The Vine Witch (Vine Witch #1)(48)



Not even three breaths later she smelled smoke again and propped herself up on her elbow, ready for an all-out fight. “I said put it out.”

“I did!”

Elena sniffed the air again, and her nose filled with the scent of frankincense too strong and immediate to be coming from the blanket. She sat up, eyes searching the darkness. As she traced the cell for the source, she spotted a seam of smoke snaking between the cracks in the overhead beams. More sweet smoke sank between the joists, and then the first of the flames begin to lick the underside of the beams.

“Get up, Yvette.”

“Why are you such an uptight bitch?”

The young woman rolled over, brandishing her sharpened hairpin like a dagger as a booming series of footfalls rattled the roof. Her eyes shot to the ceiling. A ribbon of smoke wafted down, deliberately wrapping around her neck like a noose. Properly panicked, she covered her mouth with her thin blouse and escaped to Elena’s corner of the cell.

“Guard! Fire!” Yvette shook the bars as the smoke drifted toward her again. “Fire! Open the door, you bastard!” She stepped back and desperately tried a spell on the lock. It fizzled the moment the words fell off her tongue.

“It’s no use,” Elena said, looking for something—anything—that might help them escape. Finally she picked up the blanket, started a tear at one end, and then ripped it into three pieces.

“What are you doing?”

“Thinking like a mortal,” she said and tied the pieces of blanket together so that she had one long piece. “Give me that hairpin.” The young woman handed it over, and Elena knotted it to the end of the blanket and gave it a hard tug. Hefting the blanket in her right hand, she slipped her arm through the bars and swung the blanket at the alarm bell on the wall. The knot in the blanket glanced off the metal, making a pitiful muffled noise.

“Harder!”

“I’m trying!” She took a breath and aimed again. This time the silver pin struck the bell, clanging out a note loud and clear. She did it again and again and again until the guard entered the corridor ready to curse them both for waking him.

Two trails of smoke snaked down the hall, twining around the guard’s head and neck.

Yvette banged on the bars to get the guard’s attention back on them. “Open the door, you fool!
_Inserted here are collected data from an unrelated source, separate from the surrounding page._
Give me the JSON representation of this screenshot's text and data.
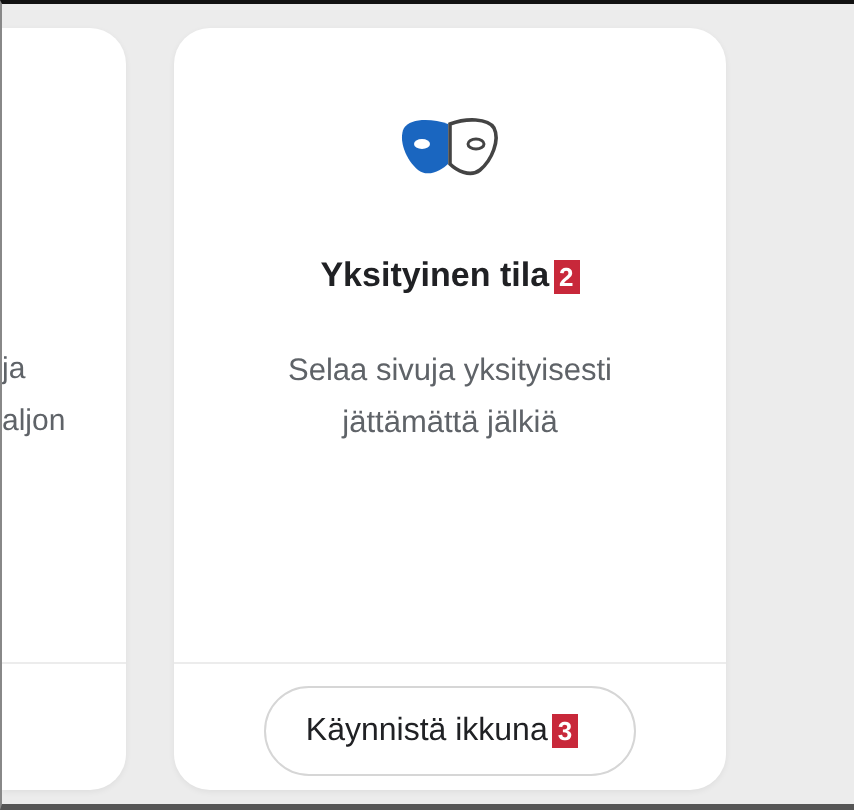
{
  "left_card": {
    "description_lines": [
      "ja",
      "aljon"
    ]
  },
  "card": {
    "title": "Yksityinen tila",
    "title_badge": "2",
    "description": "Selaa sivuja yksityisesti jättämättä jälkiä",
    "button": {
      "label": "Käynnistä ikkuna",
      "badge": "3"
    }
  }
}
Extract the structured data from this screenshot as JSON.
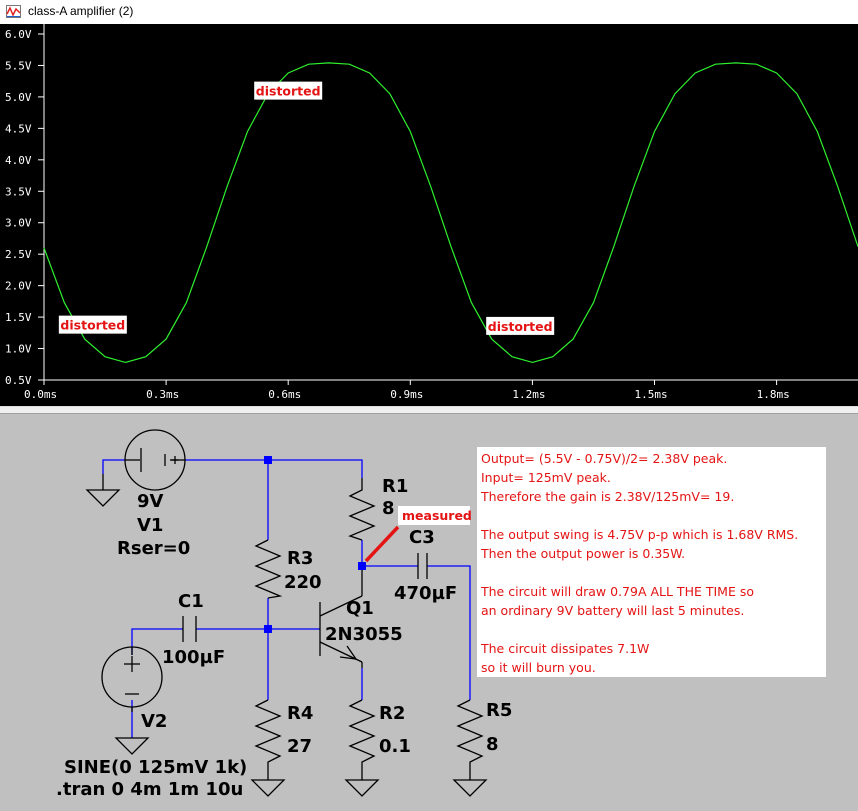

Let us out before we die in here.”

The guard hesitated, blinking as much, it seemed, against the blinding smoke as he did against the strict rules. At the last moment he relented and put the key in the lock. The door swung open, and they ran through the sweet cloud of burnt incense.

“That way,” the guard said, pointing to the stairs. Their feet skipped down the steps, hurrying toward the exit. They reached the ground level, eager to run for the door, when the guard ordered them to halt. Matron stood at the other end of the corridor shouting out dousing spells, but the flames licking the beamed ceiling only grew, her words hitting like water thrown on a grease fire. Even the stone foundation appeared to catch fire as the flames clung to the walls of the old fortress.
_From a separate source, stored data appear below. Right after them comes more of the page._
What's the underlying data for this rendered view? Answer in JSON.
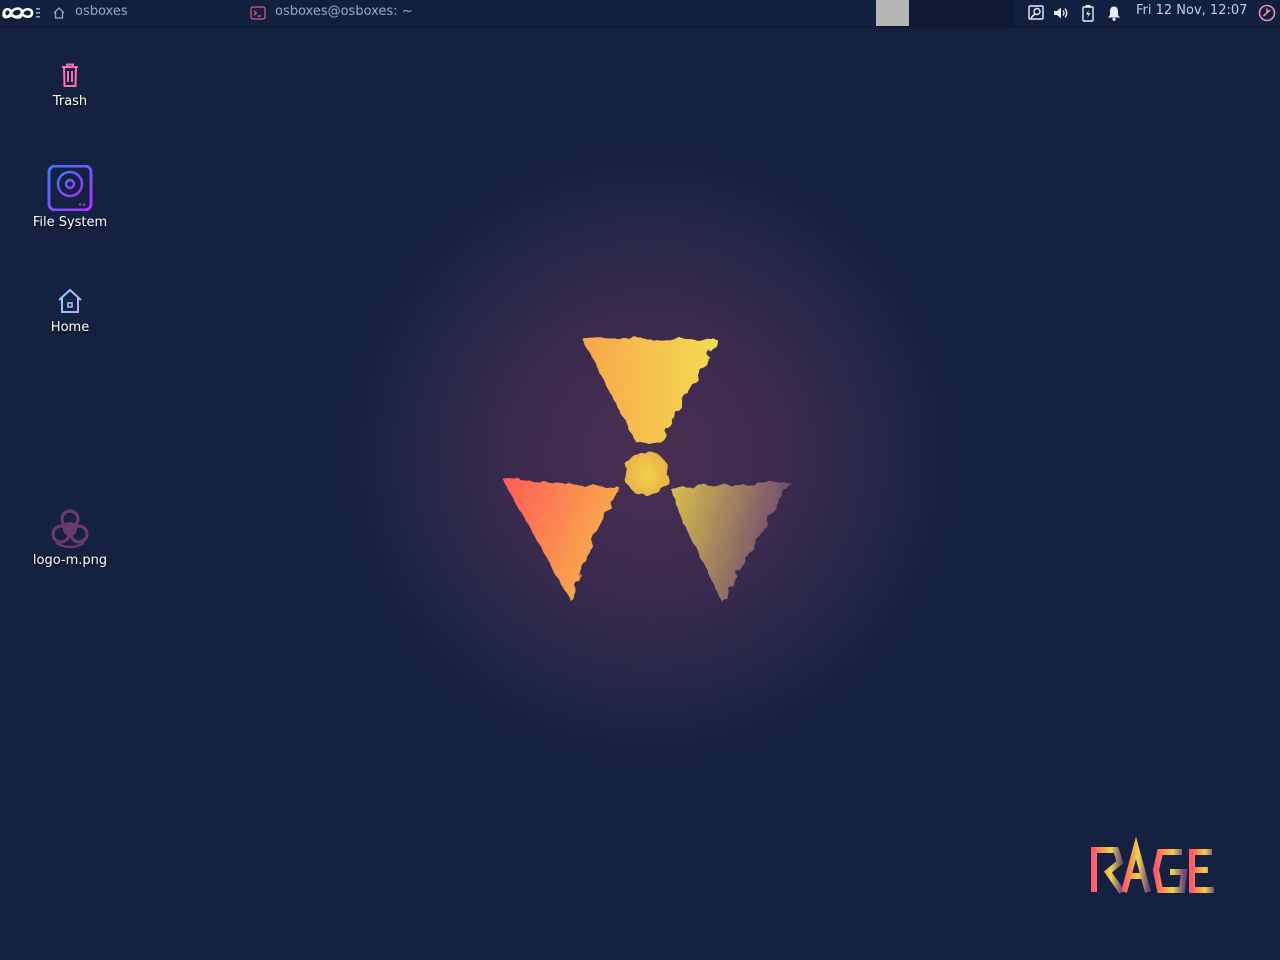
{
  "panel": {
    "app_menu_icon": "infinity-icon",
    "places_label": "osboxes",
    "places_icon": "home-icon",
    "window_title": "osboxes@osboxes: ~",
    "window_icon": "terminal-icon",
    "tray_icons": [
      "screenshot-icon",
      "volume-icon",
      "battery-icon",
      "notification-bell-icon",
      "power-icon"
    ],
    "clock": "Fri 12 Nov, 12:07"
  },
  "desktop": {
    "icons": [
      {
        "label": "Trash",
        "icon": "trash-icon"
      },
      {
        "label": "File System",
        "icon": "drive-icon"
      },
      {
        "label": "Home",
        "icon": "home-icon"
      },
      {
        "label": "logo-m.png",
        "icon": "biohazard-image-icon"
      }
    ]
  },
  "colors": {
    "background": "#152140",
    "panel": "#12203f",
    "accent_pink": "#ff6fae",
    "accent_yellow": "#f5d24a",
    "accent_orange": "#ff6a4d"
  }
}
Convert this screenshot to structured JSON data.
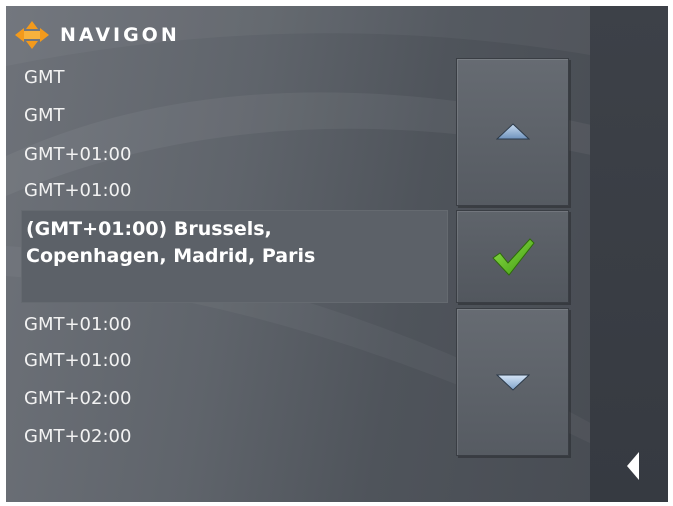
{
  "app": {
    "brand": "NAVIGON"
  },
  "list": {
    "items_above": [
      "GMT",
      "GMT",
      "GMT+01:00",
      "GMT+01:00"
    ],
    "selected": {
      "line1": "(GMT+01:00) Brussels,",
      "line2": "Copenhagen, Madrid, Paris"
    },
    "items_below": [
      "GMT+01:00",
      "GMT+01:00",
      "GMT+02:00",
      "GMT+02:00"
    ]
  },
  "buttons": {
    "scroll_up": "triangle-up-icon",
    "confirm": "checkmark-icon",
    "scroll_down": "triangle-down-icon",
    "back": "triangle-left-icon"
  },
  "colors": {
    "logo_orange": "#f39a1c",
    "check_green": "#5cc01a",
    "selected_row": "#5c6168",
    "text": "#f2f2f2"
  }
}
“It’s no use,” she called. “Evacuate the witches. I’ll see to the mortal prisoners in the east wing.”

The guard fumbled for his keys in a mad panic. “You two, in here.” He gestured toward a small room where metal restraints hung in rows along the wall.

Yvette balked. “You heard her—get us out of here.”
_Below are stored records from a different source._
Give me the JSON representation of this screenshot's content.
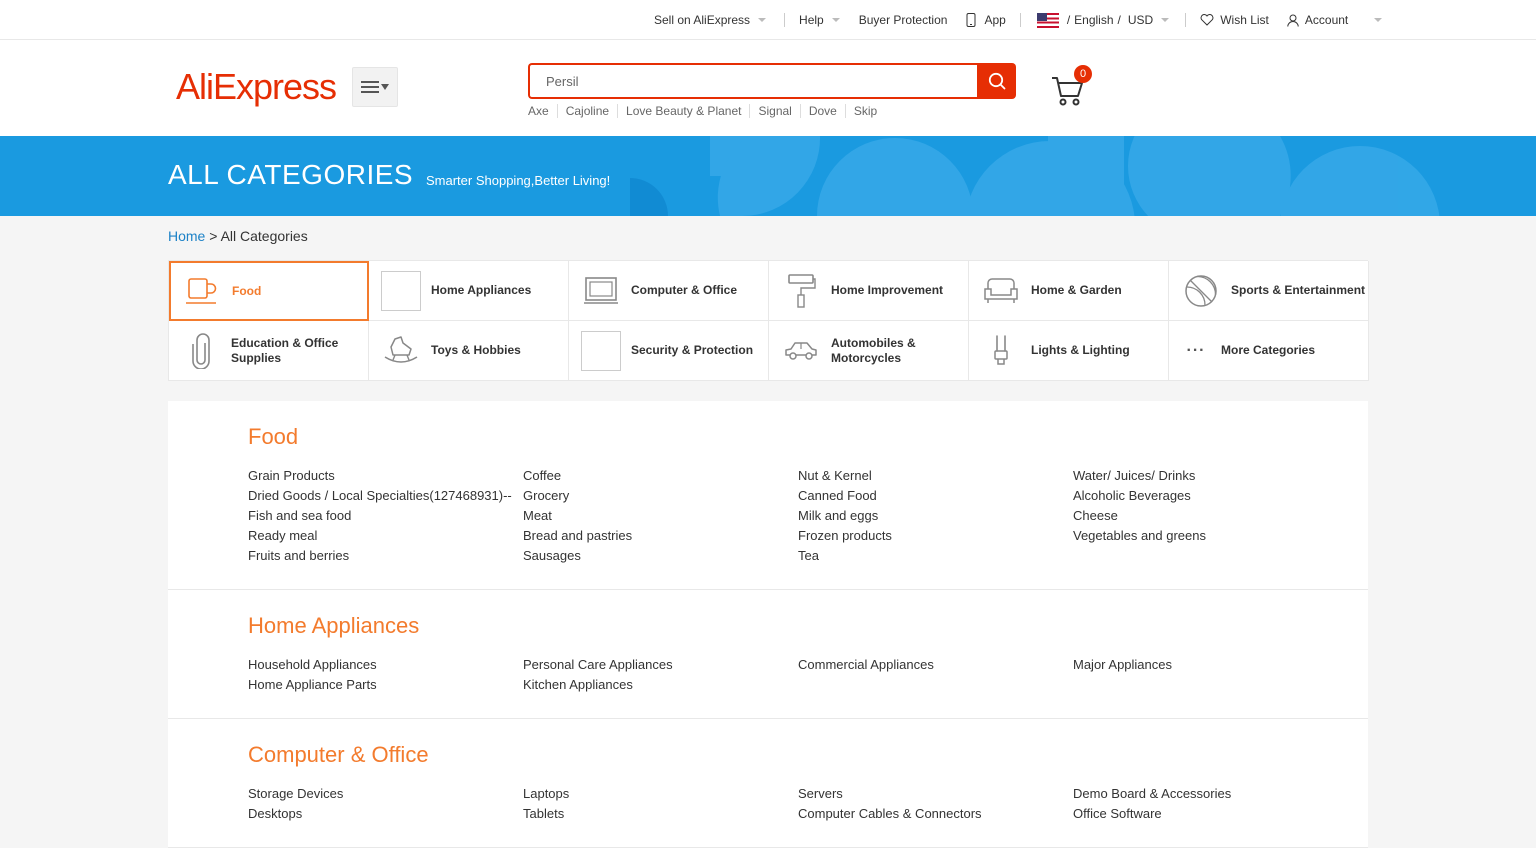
{
  "topbar": {
    "sell": "Sell on AliExpress",
    "help": "Help",
    "buyer_protection": "Buyer Protection",
    "app": "App",
    "language_prefix": "/",
    "language": "English",
    "lang_sep": "/",
    "currency": "USD",
    "wishlist": "Wish List",
    "account": "Account"
  },
  "header": {
    "logo": "AliExpress",
    "search_placeholder": "Persil",
    "hot_searches": [
      "Axe",
      "Cajoline",
      "Love Beauty & Planet",
      "Signal",
      "Dove",
      "Skip"
    ],
    "cart_count": "0"
  },
  "banner": {
    "title": "ALL CATEGORIES",
    "subtitle": "Smarter Shopping,Better Living!"
  },
  "breadcrumb": {
    "home": "Home",
    "sep": ">",
    "current": "All Categories"
  },
  "categories": [
    {
      "label": "Food",
      "icon": "cup-icon"
    },
    {
      "label": "Home Appliances",
      "icon": "image-placeholder"
    },
    {
      "label": "Computer & Office",
      "icon": "monitor-icon"
    },
    {
      "label": "Home Improvement",
      "icon": "paint-roller-icon"
    },
    {
      "label": "Home & Garden",
      "icon": "sofa-icon"
    },
    {
      "label": "Sports & Entertainment",
      "icon": "ball-icon"
    },
    {
      "label": "Education & Office Supplies",
      "icon": "paperclip-icon"
    },
    {
      "label": "Toys & Hobbies",
      "icon": "rocking-horse-icon"
    },
    {
      "label": "Security & Protection",
      "icon": "image-placeholder"
    },
    {
      "label": "Automobiles & Motorcycles",
      "icon": "car-icon"
    },
    {
      "label": "Lights & Lighting",
      "icon": "bulb-icon"
    },
    {
      "label": "More Categories",
      "icon": "more-icon",
      "glyph": "···"
    }
  ],
  "sections": [
    {
      "title": "Food",
      "items": [
        "Grain Products",
        "Coffee",
        "Nut & Kernel",
        "Water/ Juices/ Drinks",
        "Dried Goods / Local Specialties(127468931)--",
        "Grocery",
        "Canned Food",
        "Alcoholic Beverages",
        "Fish and sea food",
        "Meat",
        "Milk and eggs",
        "Cheese",
        "Ready meal",
        "Bread and pastries",
        "Frozen products",
        "Vegetables and greens",
        "Fruits and berries",
        "Sausages",
        "Tea"
      ]
    },
    {
      "title": "Home Appliances",
      "items": [
        "Household Appliances",
        "Personal Care Appliances",
        "Commercial Appliances",
        "Major Appliances",
        "Home Appliance Parts",
        "Kitchen Appliances"
      ]
    },
    {
      "title": "Computer & Office",
      "items": [
        "Storage Devices",
        "Laptops",
        "Servers",
        "Demo Board & Accessories",
        "Desktops",
        "Tablets",
        "Computer Cables & Connectors",
        "Office Software"
      ]
    }
  ],
  "colors": {
    "brand": "#e62e04",
    "accent": "#f37b2d",
    "banner": "#1a9ae0",
    "link": "#1d82c7"
  }
}
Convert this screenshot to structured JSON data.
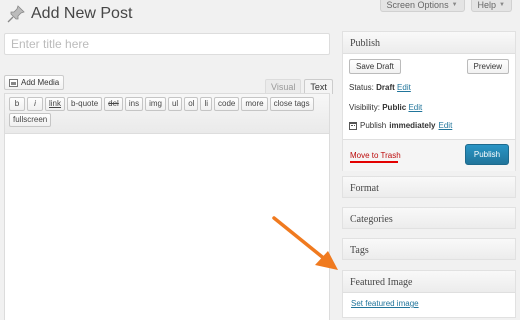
{
  "header": {
    "screen_options": "Screen Options",
    "help": "Help"
  },
  "page": {
    "title": "Add New Post"
  },
  "post": {
    "title_placeholder": "Enter title here"
  },
  "editor": {
    "add_media": "Add Media",
    "tabs": [
      "Visual",
      "Text"
    ],
    "active_tab": "Text",
    "quicktags": [
      "b",
      "i",
      "link",
      "b-quote",
      "del",
      "ins",
      "img",
      "ul",
      "ol",
      "li",
      "code",
      "more",
      "close tags",
      "fullscreen"
    ]
  },
  "publish": {
    "title": "Publish",
    "save_draft": "Save Draft",
    "preview": "Preview",
    "status_label": "Status:",
    "status_value": "Draft",
    "visibility_label": "Visibility:",
    "visibility_value": "Public",
    "publish_label": "Publish",
    "publish_value": "immediately",
    "edit": "Edit",
    "move_to_trash": "Move to Trash",
    "publish_button": "Publish"
  },
  "boxes": {
    "format": "Format",
    "categories": "Categories",
    "tags": "Tags",
    "featured_image": "Featured Image",
    "set_featured_image": "Set featured image"
  },
  "colors": {
    "accent": "#21759b",
    "annotation_arrow": "#f07a1f",
    "trash_underline": "#e30000"
  }
}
“Not until you’re shackled.”

“The whole place is going to burn down and you want to restrain us?”

“I’m not risking any more escapes,” he said and shoved them both face-first against the wall.

Vibrations from the rune spell buzzed along Elena’s skin as the guard snapped a shackle around her left wrist. Hope sank as the other cuff went around Yvette’s right wrist, binding them together. If she’d had a notion to run, it had just been pruned to the nub.

The giant oak door of Maison de Chêne opened. The guard escorted the witches down the steps and under the brickwork arch at the bottom of the hill. Free from the clouds of smoke, they sucked in deep gulps of fresh night air as they clung to the stone pillars holding up the arch. Fear dissolved into awe as Elena turned to stare at the massive flames crowning the roof of the ancient castle. Below, at the main entrance, Matron herded a dozen panicked women through the doorway, ordering them to stay calm as she waved her wand. But before she could spit the incantation out, the beams over the main entrance caved in and the shackled prisoners scattered down the stone steps like a stampeding herd of gazelles, tripping and tumbling over each other. The guards, including the one watching over Elena and Yvette, ran to contain the chaos and corral the mortal prisoners.

A familiar laugh echoed off the walls of the prison, prickling Elena’s supernatural instincts.

“It’s Sidra,” she whispered to Yvette. “She’s doing this.”

Yvette’s face lit up. “I knew she wouldn’t forget who gave her that ciggie. Come on, now’s our chance.”

“What, you mean run?”

“Yes!”

“And how far do you think we’ll get, bound together and unable to do magic?”

Yvette wrinkled her nose at the logic and yanked her arm, forcing Elena off balance. She tugged back, and a column of smoke rose up beside them. An overpowering cloud of incense prompted them to wave their free hands in front of their faces, while the shape of a human emerged from the smoke.